As an Apple fan, I think the company’s retail stores are awesome in theory, but I’m not the kind of guy to spend hours hanging out within them, nor the sort to make dutiful treks to their openings, like many Apple fans do. Still, I thought it was worth stopping by this evening’s grand opening for Apple’s new flagship store on Fifth Avenue, here in New York. It’s not exactly on my way home from work, but the fact that the company had decided to put such a huge, public stake in the ground in such a high-end retail district, and with such a prominent architectural statement… well, my curiosity was piqued.

They Think Their Shit Don’t Stink

One thing Apple’s public relations people aren’t likely to tell you about this new store is that it smells like shit. I mean, literally it smells like shit. Directly across the street from the store is the de facto base station for Central Park’s tourist-friendly hansom cabs: anachronistically charming horse-drawn carriages that tour passengers around the park and, as an added bonus, fill the air of that tony part of town with the distinctive odor of feces. It’s adorable.

None of which detracts from the beauty of Apple’s monument-like, all glass entrance to its new retail jewel. It’s a gorgeous piece of architecture that’s completely at home amongst all the other high-end retail shops along Fifth Avenue, and yet not like any of them at all. It’s otherworldly in some respects, completely transparent and yet not immediately apparent in its purpose, giving it a ghostly kind of classiness.

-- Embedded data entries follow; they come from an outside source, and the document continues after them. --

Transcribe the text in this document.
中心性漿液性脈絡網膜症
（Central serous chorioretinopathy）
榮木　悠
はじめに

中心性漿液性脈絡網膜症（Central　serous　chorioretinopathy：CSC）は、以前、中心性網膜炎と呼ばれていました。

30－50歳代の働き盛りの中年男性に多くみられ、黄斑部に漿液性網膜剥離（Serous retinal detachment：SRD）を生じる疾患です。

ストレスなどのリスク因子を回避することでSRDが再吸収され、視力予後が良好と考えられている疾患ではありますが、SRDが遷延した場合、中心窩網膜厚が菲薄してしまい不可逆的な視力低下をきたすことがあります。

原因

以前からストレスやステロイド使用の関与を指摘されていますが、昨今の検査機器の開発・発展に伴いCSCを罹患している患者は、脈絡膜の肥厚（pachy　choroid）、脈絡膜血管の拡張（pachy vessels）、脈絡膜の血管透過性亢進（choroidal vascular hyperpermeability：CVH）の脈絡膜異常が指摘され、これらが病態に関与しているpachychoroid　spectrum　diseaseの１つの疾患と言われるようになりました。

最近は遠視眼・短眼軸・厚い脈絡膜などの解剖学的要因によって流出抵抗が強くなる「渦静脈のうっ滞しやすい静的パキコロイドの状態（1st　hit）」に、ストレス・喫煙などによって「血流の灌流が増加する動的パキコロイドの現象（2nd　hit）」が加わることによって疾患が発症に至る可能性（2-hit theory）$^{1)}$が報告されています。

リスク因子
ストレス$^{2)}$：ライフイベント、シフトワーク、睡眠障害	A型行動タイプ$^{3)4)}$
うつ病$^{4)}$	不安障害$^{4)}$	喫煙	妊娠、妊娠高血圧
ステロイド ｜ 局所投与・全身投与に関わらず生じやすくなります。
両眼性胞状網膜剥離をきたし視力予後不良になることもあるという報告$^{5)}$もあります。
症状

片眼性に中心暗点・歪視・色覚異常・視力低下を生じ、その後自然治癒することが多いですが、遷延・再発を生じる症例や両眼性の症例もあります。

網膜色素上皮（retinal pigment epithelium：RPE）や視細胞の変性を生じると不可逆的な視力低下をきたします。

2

Its neighbors in that posh neighborhood, the Guccis and Luis Vuittons of the world, inspire awe through ostentatiousness, but the new Apple store inspires awe through its single-mindedness and a certain purity of vision. I never got to go inside — the line was long and dense — and I wish I’d been able to stay until dusk at least, when that huge Apple logo hanging within the glass cube is supposed to light up. But, heck, it’s open twenty-four hours a day and three hundred sixty-five days a year. I suppose I can go anytime.